The spy thriller enjoyed its heyday in the 1960s, thanks mostly to James Bond, but still endures five decades later because it provides everything viewers want in their entertainment: action, suspense, sometimes colorful villains, great spy vs. spy posturing and sex appeal.
Pierce Brosnan has earned his “license to kill,” having done a term as James Bond and also starred in less fanciful but engrossing political thriller films such as “The Tailor of Panama.” In “The November Man” he fits in comfortably as Devereaux, an ex-CIA operative trying to live a quiet life as a restaurant owner who is called back into the game by a former colleague. He is asked to conduct what seems to be a simple extraction mission but it turns out to be a complicated entanglement that involves high politics and ends up putting a big, fat bulls-eye on the back of Devereaux.
Like most heroes in such adventures, Devereaux was exceptional in his job performance, a real asset to the company. Also, as a familiar plot element, it is tragedy of a mission gone wrong that likely led to his retirement.
“November Man” opens with a sequence in 2008 in which Devereaux, on a mission to thwart a potential assassination, is working with a younger operative, Mason (Luke Bracey), whose disobedience of an order by Devereaux results in unintended collateral damage.
Five years later, the retired Devereaux is visited by one of his former handlers, Hanley (Bill Smitrovich), who informs the ex-operative that some other agents in the field are being picked off by a coldly efficient killer, Elexa (Amila Terzimehic), and one of those in danger is a woman, Natalia (Mediha Musliovic), with whom Devereaux has had a history and now as an undercover agent is a close associate of the man expected to be the next president of Russia, Arkady Federov (Lazar Ristovski). Hanley claims that Natalia’s cover has been compromised, and she specifically requested Devereaux for the extraction mission.
Although Devereaux does manage to pick up Natalia, he learns things are not what they seem. Natalia was not expecting him after all, and soon the two are being pursued by some unknown people. Things wind up bloodily, and Devereaux learns that he and Natalia are being targeted by the CIA, with Mason as part of that team.
Natalia had provided Devereaux with the identity of a woman who has information that could not only destroy Federov’s political ambitions but also have him put away for war crimes. Devereaux soon hooks up with Alice (Olga Kurylenko), who may be able help him track down this woman before others find her and kill her.
Of course, now Devereaux is a marked man, by the agency that previous employed him. In addition, the professional killer Elexa also hot in pursuit.
“The November Man” becomes a story of two people being hunted by dangerous people with a lot of resources at hand.

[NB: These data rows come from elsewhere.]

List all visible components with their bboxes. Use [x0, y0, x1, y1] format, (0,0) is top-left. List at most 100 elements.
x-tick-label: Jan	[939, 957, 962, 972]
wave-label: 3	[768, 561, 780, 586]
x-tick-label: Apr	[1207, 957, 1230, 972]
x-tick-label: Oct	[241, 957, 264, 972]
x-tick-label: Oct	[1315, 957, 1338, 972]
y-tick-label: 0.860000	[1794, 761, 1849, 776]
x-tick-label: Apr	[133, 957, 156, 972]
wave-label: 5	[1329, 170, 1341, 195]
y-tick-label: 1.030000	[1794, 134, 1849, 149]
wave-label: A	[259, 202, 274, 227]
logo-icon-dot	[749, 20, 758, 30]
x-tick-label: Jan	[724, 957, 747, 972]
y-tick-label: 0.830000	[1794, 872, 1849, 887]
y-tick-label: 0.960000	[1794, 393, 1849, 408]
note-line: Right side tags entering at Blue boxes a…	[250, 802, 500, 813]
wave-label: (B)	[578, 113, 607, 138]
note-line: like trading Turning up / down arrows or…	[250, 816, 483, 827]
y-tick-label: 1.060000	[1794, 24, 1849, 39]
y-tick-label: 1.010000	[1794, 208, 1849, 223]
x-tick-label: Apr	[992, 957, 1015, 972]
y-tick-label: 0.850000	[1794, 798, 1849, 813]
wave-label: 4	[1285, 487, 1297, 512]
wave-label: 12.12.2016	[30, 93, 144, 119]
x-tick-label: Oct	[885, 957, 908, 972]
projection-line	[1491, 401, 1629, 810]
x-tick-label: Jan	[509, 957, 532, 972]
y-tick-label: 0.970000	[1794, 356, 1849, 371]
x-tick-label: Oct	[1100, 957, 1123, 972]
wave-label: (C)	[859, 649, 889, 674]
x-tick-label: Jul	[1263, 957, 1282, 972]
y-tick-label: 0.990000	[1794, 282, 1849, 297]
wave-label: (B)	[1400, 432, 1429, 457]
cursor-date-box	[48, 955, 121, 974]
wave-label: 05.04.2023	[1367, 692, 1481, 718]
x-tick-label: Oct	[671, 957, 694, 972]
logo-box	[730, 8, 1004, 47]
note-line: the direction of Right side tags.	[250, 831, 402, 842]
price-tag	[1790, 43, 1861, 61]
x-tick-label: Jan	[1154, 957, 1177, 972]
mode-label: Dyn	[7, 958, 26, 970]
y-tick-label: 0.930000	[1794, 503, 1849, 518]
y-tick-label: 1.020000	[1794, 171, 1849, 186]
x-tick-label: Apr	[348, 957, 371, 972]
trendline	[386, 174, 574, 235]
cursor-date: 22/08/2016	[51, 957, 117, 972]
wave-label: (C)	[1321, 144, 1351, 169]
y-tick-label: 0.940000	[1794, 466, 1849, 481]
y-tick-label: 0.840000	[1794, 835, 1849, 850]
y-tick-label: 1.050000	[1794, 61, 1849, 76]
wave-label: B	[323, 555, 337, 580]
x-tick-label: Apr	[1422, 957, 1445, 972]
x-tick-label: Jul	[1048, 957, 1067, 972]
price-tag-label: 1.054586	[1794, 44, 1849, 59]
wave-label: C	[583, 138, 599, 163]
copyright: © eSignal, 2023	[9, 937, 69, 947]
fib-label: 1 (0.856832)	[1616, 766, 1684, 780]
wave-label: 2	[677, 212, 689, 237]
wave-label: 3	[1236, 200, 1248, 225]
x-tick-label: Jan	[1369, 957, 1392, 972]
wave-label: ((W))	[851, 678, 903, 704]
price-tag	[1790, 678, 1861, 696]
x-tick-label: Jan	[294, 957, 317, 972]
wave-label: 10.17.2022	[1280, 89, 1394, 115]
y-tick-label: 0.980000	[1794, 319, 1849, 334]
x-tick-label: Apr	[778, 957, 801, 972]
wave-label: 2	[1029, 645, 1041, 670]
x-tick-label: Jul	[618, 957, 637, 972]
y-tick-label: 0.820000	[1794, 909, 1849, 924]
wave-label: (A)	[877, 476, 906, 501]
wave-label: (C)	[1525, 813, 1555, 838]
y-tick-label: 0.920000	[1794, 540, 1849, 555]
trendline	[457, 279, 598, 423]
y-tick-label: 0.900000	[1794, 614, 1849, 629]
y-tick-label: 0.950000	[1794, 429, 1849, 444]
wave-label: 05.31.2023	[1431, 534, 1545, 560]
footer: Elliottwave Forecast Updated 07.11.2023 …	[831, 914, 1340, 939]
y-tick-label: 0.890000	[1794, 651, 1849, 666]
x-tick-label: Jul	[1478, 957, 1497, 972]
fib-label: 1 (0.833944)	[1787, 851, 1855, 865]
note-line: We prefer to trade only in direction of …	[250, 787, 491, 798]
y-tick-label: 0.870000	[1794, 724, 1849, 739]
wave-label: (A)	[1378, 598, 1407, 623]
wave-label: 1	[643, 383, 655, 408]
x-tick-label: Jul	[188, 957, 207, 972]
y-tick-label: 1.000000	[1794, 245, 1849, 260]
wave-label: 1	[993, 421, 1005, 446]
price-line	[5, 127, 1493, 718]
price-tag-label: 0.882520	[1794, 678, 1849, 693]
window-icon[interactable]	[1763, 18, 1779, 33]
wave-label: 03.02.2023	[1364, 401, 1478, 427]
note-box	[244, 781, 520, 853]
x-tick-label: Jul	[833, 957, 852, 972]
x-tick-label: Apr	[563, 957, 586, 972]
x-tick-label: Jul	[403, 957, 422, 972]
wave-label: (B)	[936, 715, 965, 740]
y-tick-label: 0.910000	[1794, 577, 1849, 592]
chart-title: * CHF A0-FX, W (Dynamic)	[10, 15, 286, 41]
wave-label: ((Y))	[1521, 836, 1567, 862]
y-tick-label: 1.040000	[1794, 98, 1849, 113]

So the odds are against Devereaux and Alice, and the added touch is the now adversarial relationship between an old pro and his former pupil.
Director Roger Donaldson, who worked with Brosnan previously on “Dante’s Peak,” maintains a lively pace, and the script by Michael Finch and Karl Gajdusek — based upon a novel by Bill Granger — does a good job of keeping the viewer guessing. There are the usual twists and betrayals and finger-biting scenes of potential disaster to keep the audience taut.
Brosnan presents Devereaux as a world-weary man who once again has to rely on his instincts and skills to survive. Realistic elements include the man’s need to calm his nerves via alcohol and the revelation that Devereaux, when training Mason, in one vital aspect did not practice what he preached.